Having had my fill of northern winters in the past (albeit never having seen the northern lights), I’ve been soaking up the unexpectedly sunny, lengthy August days, gentle seas and blue skies since the ship left rainy Bergen.
The Svartisen GlacieriStock
The next day, I look up from my chair on the top deck and glance across the deep blue water. We are passing the sun dappled, broad saddle of the Svartisen Glacier fringed by mountains. I exhale slowly in admiration. There’s a lot of that on this trip!
A short while later, there’s a commotion on deck as Njord, Ruler of the Seven Seas, appears carrying a trident, clothed in fish netting and begins baptising laughing and squirming passengers with an ice shower to mark their crossing of the Arctic Circle.

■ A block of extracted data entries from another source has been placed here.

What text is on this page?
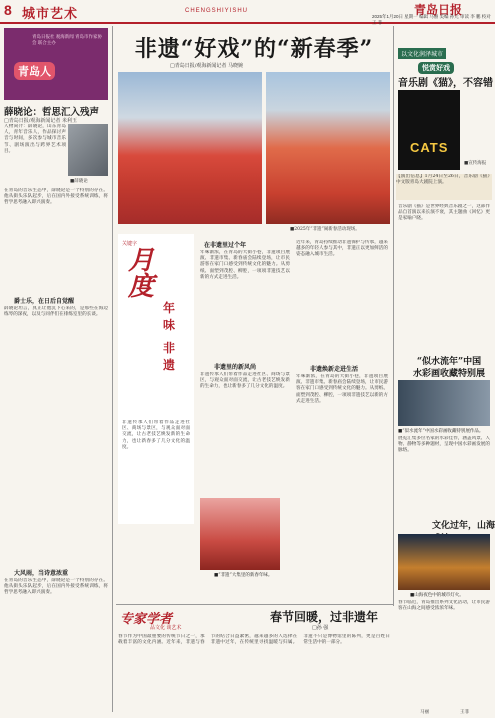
8 城市艺术	CHENGSHIYISHU	青岛日报
2025年1月20日 星期一 编辑 马丽 美编 孙元 审读 李 鹏 校对 王 菲
青岛日报社 观海新闻 青岛市作家协会 联合主办
青岛人
薛晓论：哲思汇入残声
□青岛日报/观海新闻记者 米利玉
■薛晓论
人物简介：薛晓论，山东青岛人，青年音乐人，作品探讨声音与时间，多次参与城市音乐节、剧场演出与跨界艺术项目。
在青岛的音乐生态中，薛晓论是一个特别的存在。他从街头乐队起步，后在国内外接受系统训练，将哲学思考融入即兴演奏。
爵士乐，在日后自觉醒
薛晓论坦言，真正让他沉下心来的，是那些在海边练琴的深夜，以及与同伴们在排练室里的长谈。
大风雨，当诗意浓重
在青岛的音乐生态中，薛晓论是一个特别的存在。他从街头乐队起步，后在国内外接受系统训练，将哲学思考融入即兴演奏。
非遗“好戏”的“新春季”
□青岛日报/观海新闻记者 马晓婉
■2025年“非遗”闹新春活动现场。
关键字
月度
年味
非遗
非遗传承人们带着作品走进社区、商场与景区，与观众面对面交流，让古老技艺焕发新的生命力，也让新春多了几分文化的温度。
在非遗里过个年
年味渐浓，在青岛的大街小巷，非遗项目展演、非遗市集、新春庙会陆续登场，让市民游客在家门口感受到传统文化的魅力。从剪纸、面塑到茂腔、柳腔，一项项非遗技艺以新的方式走进生活。
非遗里的新风尚
非遗传承人们带着作品走进社区、商场与景区，与观众面对面交流，让古老技艺焕发新的生命力，也让新春多了几分文化的温度。
■“非遗”大集里的新春年味。
近年来，青岛持续推动非遗保护与传承，越来越多的年轻人参与其中，非遗正以更加鲜活的姿态融入城市生活。
非遗焕新走进生活
年味渐浓，在青岛的大街小巷，非遗项目展演、非遗市集、新春庙会陆续登场，让市民游客在家门口感受到传统文化的魅力。从剪纸、面塑到茂腔、柳腔，一项项非遗技艺以新的方式走进生活。
以文化润泽城市
悦赏好戏
音乐剧《猫》，不容错
CATS
■宣传海报
【演出信息】1月24日至26日，音乐剧《猫》中文版青岛大剧院上演。
音乐剧《猫》是世界经典音乐剧之一，这部作品自首演以来长演不衰，其主题曲《回忆》更是家喻户晓。
“似水流年”中国
水彩画收藏特别展
■“似水流年”中国水彩画收藏特别展作品。
展览汇集多位名家的水彩佳作，涵盖风景、人物、静物等多种题材，呈现中国水彩画发展的脉络。
文化过年，山海
■山海夜色中的城市灯火。
春节临近，青岛推出系列文化活动，让市民游客在山海之间感受浓浓年味。
专家学者
品文化 谈艺术
春节回暖，过非遗年
□孙 强
春节作为中国最重要的传统节日之一，承载着丰富的文化内涵。近年来，非遗与春节的结合日益紧密，越来越多的人选择在非遗中过年，在传统里寻找温暖与归属。非遗不只是博物馆里的陈列，更是百姓日常生活中的一部分。
马丽	王菲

On a glorious evening near midnight the next day, we make our way into Trollfjord. The midnight sun has passed its peak, giving way to a few hours of dark, but there is still enough light to see the steep, steel-blue, craggy rocks etched against ink-black water – a landscape inhabited by trolls in anyone’s imagination.
Passing through Magerøysundet – a strait across which reindeer herds swim seasonally to find fresh pastures – we approach Kirkenes, in the far north, and the end of our voyage. It feels too soon. Six nights and seven days of sailing past weathered wooden huts, craggy islands and unfolding fjords have drawn me into an ancestral landscape which I’m loath to leave.

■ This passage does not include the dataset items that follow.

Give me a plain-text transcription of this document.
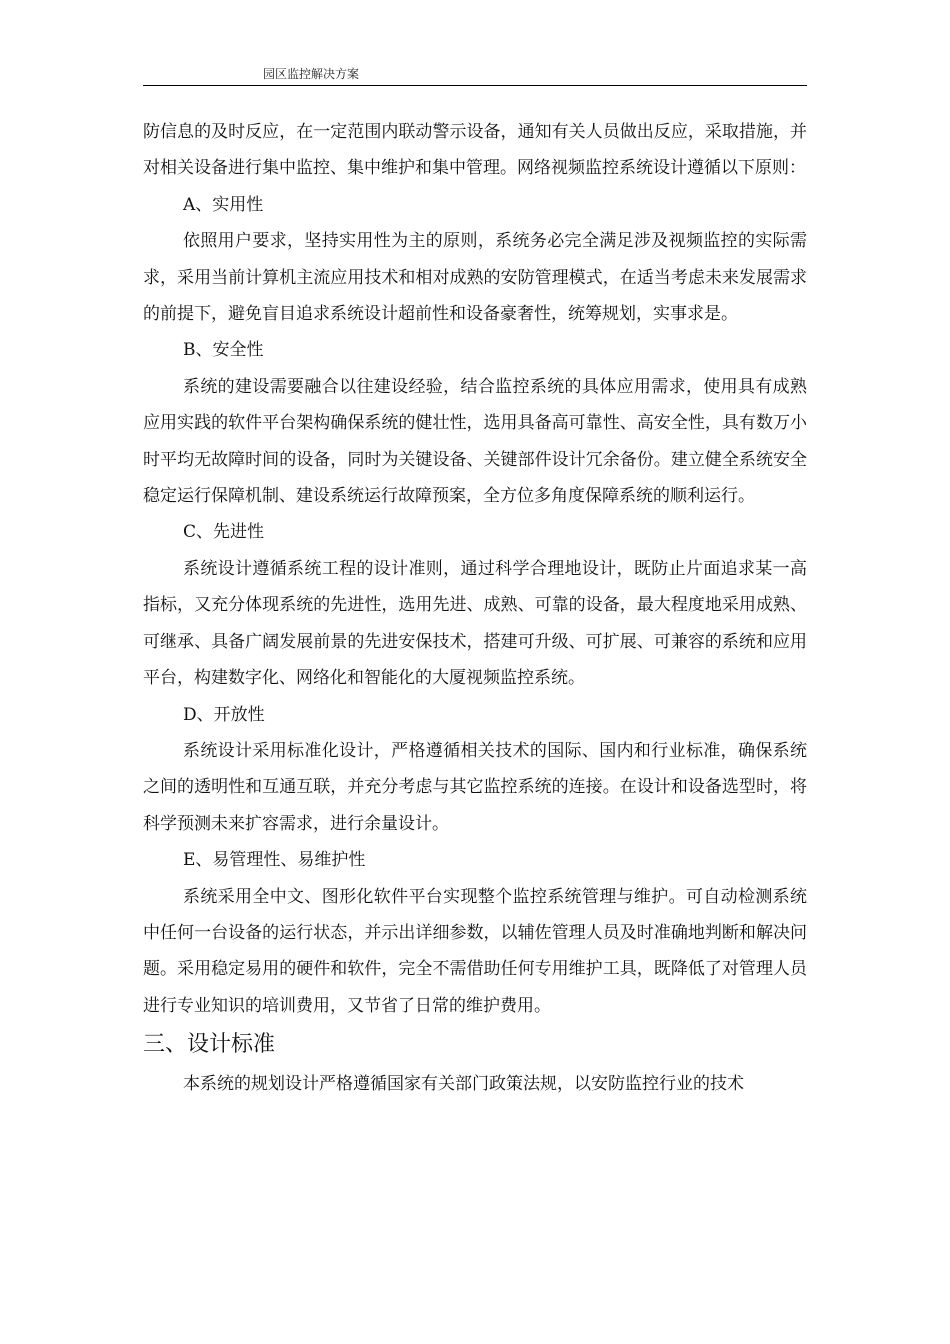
园区监控解决方案

防信息的及时反应，在一定范围内联动警示设备，通知有关人员做出反应，采取措施，并对相关设备进行集中监控、集中维护和集中管理。网络视频监控系统设计遵循以下原则：

A、实用性

依照用户要求，坚持实用性为主的原则，系统务必完全满足涉及视频监控的实际需求，采用当前计算机主流应用技术和相对成熟的安防管理模式，在适当考虑未来发展需求的前提下，避免盲目追求系统设计超前性和设备豪奢性，统筹规划，实事求是。

B、安全性

系统的建设需要融合以往建设经验，结合监控系统的具体应用需求，使用具有成熟应用实践的软件平台架构确保系统的健壮性，选用具备高可靠性、高安全性，具有数万小时平均无故障时间的设备，同时为关键设备、关键部件设计冗余备份。建立健全系统安全稳定运行保障机制、建设系统运行故障预案，全方位多角度保障系统的顺利运行。

C、先进性

系统设计遵循系统工程的设计准则，通过科学合理地设计，既防止片面追求某一高指标，又充分体现系统的先进性，选用先进、成熟、可靠的设备，最大程度地采用成熟、可继承、具备广阔发展前景的先进安保技术，搭建可升级、可扩展、可兼容的系统和应用平台，构建数字化、网络化和智能化的大厦视频监控系统。

D、开放性

系统设计采用标准化设计，严格遵循相关技术的国际、国内和行业标准，确保系统之间的透明性和互通互联，并充分考虑与其它监控系统的连接。在设计和设备选型时，将科学预测未来扩容需求，进行余量设计。

E、易管理性、易维护性

系统采用全中文、图形化软件平台实现整个监控系统管理与维护。可自动检测系统中任何一台设备的运行状态，并示出详细参数，以辅佐管理人员及时准确地判断和解决问题。采用稳定易用的硬件和软件，完全不需借助任何专用维护工具，既降低了对管理人员进行专业知识的培训费用，又节省了日常的维护费用。

三、设计标准

本系统的规划设计严格遵循国家有关部门政策法规，以安防监控行业的技术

Passengers enjoy the view in Trollfjord.
The details
Stay
The Hurtigruten Coastal Express offers a variety of cabin/seating options and can be boarded/disembarked at multiple points along Norway’s west coast.
An off-peak twin-share, polar inside cabin from Bergen to Kirkenes, a seven-day journey, starts at $2426 per person including full-board dining. A drinks package with one bottle of wine per cabin per day adds another $628.
**Tour
**The ship organises daily excursions which range in price from $135 to $482. They are varied, topical and a great way to get a feel for coastal towns and the environment.
If you are on a budget, setting your own agenda is relatively easy. Most towns offer bicycle or scooter hire (an enjoyable way to see a lot with little effort) or local guided walking tours.
The ship’s Expedition Team offer free evening information sessions covering the next day’s activities – ports of call, interesting landmarks, history, geology, native species, environment and Sami culture.
**Things to consider
**Because Hurtigruten is a ferry service, you can mix up your voyage. It’s possible to get off at any port, stay a few nights and then get back on the next ferry. However, you need to prearrange this itinerary.
As well, it’s possible to sail short sections. Bergan to Tronheim is worth considering as both cities are stunning, have airports and lengths of beautiful fjords in between. Another option is Bodø to Tromsø past the Lofoten Islands, a dramatic stretch of coast.
Midnatsol always docked on the port (left) side when visiting towns. Cabins to starboard generally had a better view of the harbour than those overlooking the dock.
The northbound route touches more key ports during the day and offers a few more excursions than southbound. If you aren’t planning a return trip from Bergen to Kirkenes and back, northbound may be better value.
The writer travelled as a guest of Hurtigruten from Bergen to Kirkenes.